His wife, “60 Minutes” correspondent Leslie Stahl, said it was taking place at Gilli in Houston in the late 1970s. Identifying the cultural movement was his favorite achievement.
LOS ANGELES:- Aaron Latham, a screenwriter, journalist, and author, whose Esquire magazine story inspired the 1980 smash “Urban Cowboy”. He died on July 23 in Pennsylvania from complications from Parkinson’s disease. He was 78 years old.
Latham married to “60 Minutes” correspondent Leslie Stahl. He died at Bryn Mawr Hospital in Bryn Mawr Pa. Stahl and the couple’s daughter, Taylor Stahl Latham, producer of the Apple TV+ drama “Servant,” accompanied him.
A Good Start as a Writer at The Washington Post
“He loved two things. He loved being a writer and he loved being a father.” Stahl told Variety, noting that he got a good start as a writer at The Washington Post And from there move on to even greater achievements.
Also inspired about the aerobics exercise craze
A Texas native, Latham known for writing novels set in the Old West. His magazine journalism also inspired the 1985 film “Perfect,” about the aerobics exercise craze of the moment. The film reunited Latham with the “Urban Cowboys” team of screenwriter-director James Bridges and star John Travolta. He was also involve in the 1993 film “The Program”. It starred James Caan, Halle Berry and Omar Epps and focused on the season of a fictional college football team.
Latham’s novels include 2001’s “Code of the West”, which transfers the legend of King Arthur to Hardscrabble Texas, and 2004’s “The Cowboy with the Tiffany Gun”.
His life as a screenwriter was very rich.
Stahl says that Latham was earlier an intellectual. He received his PhD at Princeton with a dissertation that he wrote about F. Scott Fitzgerald in Hollywood. “Hollywood was in his head even that long ago,” Stahl said, even as he took a winding path to make his mark on screen. “I think his life as a journalist, as a playwright, as a screenwriter was very rich.”
His interest in writing Latham West began at an early age.
Latham grew up in West Texas, where his interest in writing began at an early age. He commented in a Texas Monthly article that as a child he would make “stories in the form of cartoons”. Then, regarding his decision to take up writing as a career, he said that he raised “with the idea that writers were the great heroes of the world, and I wanted to be my mother’s hero.”

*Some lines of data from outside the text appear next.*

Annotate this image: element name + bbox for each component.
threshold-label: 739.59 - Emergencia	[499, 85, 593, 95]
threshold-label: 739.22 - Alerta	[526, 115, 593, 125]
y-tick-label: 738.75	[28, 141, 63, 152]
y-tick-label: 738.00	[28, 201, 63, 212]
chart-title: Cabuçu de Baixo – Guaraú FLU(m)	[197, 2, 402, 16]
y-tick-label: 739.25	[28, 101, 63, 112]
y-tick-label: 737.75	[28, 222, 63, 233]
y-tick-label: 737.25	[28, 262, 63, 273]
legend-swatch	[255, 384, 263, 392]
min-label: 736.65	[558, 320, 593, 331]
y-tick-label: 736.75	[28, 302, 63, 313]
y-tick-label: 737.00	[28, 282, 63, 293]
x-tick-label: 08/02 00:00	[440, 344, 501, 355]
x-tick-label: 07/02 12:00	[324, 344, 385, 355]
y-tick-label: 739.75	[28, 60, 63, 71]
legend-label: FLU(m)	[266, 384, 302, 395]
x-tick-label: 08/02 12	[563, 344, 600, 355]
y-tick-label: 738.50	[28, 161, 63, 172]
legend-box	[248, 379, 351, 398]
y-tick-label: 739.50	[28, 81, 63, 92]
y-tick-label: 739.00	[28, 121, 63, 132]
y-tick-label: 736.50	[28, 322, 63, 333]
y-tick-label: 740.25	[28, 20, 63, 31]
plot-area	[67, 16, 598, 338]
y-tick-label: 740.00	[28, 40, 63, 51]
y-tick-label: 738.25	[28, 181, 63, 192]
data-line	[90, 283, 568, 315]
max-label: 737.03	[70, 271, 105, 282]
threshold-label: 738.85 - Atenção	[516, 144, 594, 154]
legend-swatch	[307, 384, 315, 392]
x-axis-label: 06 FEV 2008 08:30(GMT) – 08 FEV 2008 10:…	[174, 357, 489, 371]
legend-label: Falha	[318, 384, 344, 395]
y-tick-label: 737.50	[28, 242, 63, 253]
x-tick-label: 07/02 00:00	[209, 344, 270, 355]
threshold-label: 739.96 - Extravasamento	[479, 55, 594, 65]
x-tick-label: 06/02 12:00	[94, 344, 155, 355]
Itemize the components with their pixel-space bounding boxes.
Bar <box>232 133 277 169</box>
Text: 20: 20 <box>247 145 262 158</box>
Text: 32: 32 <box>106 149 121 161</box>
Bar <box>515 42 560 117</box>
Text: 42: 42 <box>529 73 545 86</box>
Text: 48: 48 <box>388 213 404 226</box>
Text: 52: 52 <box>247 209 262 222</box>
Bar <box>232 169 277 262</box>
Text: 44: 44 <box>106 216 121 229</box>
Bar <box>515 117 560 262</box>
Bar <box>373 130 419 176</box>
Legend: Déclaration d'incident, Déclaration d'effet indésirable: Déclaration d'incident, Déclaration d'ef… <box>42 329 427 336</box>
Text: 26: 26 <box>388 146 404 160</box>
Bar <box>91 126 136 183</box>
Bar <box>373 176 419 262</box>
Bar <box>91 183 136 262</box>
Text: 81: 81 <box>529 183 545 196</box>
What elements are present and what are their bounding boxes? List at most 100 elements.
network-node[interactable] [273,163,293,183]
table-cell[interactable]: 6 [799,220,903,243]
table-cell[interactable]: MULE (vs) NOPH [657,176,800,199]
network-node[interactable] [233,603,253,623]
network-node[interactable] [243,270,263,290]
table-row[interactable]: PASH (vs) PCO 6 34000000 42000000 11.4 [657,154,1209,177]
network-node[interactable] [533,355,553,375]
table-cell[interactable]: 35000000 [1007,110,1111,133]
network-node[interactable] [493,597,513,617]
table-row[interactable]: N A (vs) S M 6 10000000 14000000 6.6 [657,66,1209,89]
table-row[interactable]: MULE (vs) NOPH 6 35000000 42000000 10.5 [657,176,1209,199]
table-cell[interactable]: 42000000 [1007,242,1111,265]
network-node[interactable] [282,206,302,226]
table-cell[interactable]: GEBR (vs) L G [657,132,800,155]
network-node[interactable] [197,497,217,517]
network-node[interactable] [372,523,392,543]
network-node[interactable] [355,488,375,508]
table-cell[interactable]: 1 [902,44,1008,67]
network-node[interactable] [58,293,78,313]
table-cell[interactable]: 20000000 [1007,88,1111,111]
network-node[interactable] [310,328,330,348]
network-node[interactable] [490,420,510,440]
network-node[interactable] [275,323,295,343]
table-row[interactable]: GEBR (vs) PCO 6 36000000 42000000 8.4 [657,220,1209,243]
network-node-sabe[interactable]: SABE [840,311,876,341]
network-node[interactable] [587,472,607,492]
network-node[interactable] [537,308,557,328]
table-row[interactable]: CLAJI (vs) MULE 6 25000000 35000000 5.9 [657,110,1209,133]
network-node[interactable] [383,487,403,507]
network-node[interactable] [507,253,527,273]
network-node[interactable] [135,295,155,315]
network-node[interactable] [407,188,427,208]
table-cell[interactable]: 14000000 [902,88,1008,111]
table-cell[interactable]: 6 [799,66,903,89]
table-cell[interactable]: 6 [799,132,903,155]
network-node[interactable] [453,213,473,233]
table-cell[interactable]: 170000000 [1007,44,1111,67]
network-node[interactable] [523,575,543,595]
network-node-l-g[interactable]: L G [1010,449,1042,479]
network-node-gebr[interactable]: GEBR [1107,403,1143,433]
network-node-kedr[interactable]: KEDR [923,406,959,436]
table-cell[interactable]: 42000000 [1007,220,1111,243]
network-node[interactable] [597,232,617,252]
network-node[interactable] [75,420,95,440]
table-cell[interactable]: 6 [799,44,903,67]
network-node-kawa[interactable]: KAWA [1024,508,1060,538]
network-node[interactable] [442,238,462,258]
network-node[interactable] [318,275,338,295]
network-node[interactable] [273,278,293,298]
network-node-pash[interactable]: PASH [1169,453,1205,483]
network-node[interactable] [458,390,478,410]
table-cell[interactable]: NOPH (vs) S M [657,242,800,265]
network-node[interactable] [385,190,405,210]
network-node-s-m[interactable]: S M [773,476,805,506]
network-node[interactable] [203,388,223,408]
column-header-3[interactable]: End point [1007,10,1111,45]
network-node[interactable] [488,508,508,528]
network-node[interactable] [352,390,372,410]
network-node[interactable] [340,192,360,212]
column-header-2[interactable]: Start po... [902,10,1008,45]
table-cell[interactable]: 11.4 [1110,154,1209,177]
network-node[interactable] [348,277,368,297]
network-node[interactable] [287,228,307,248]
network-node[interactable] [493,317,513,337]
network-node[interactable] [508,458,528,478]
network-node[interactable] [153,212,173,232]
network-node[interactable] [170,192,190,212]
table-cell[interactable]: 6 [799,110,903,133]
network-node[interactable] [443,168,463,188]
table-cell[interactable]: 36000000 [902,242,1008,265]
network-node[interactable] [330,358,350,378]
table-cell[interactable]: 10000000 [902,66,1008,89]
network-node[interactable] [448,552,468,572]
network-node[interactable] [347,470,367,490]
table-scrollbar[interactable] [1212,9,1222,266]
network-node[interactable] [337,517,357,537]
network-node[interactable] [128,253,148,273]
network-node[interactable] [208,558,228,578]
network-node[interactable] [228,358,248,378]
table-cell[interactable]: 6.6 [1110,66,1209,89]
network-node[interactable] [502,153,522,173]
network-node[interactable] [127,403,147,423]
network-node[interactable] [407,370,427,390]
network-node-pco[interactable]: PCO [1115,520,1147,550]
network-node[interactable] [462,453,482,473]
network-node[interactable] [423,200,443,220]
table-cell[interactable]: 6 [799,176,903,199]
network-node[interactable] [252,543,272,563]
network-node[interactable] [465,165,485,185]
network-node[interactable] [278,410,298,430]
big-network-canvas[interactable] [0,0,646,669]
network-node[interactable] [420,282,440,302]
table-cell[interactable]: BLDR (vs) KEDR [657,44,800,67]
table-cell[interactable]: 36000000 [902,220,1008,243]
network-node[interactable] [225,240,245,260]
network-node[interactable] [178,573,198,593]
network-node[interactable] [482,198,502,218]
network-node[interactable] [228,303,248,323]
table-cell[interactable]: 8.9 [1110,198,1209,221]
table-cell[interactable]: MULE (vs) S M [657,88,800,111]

Famous Gilli’s Nightclubs Outside Houston
Latham was buried in Spur, Texas. Joe is in a small town about 75 minutes outside of Lubbock, the character played by Travolta in “Urban Cowboy”. Stahl told Variety that Latham considered “Urban Cowboys” his favorite achievement—the cultural moment he identified as unfolding at the famous Gilly’s nightclub outside Houston. Stahl and Stahl Latham played the film’s soundtrack for him in his final hours.
In addition to writing books, Latham also contributed to publications such as The New York Times, Rolling Stone, and Esquire.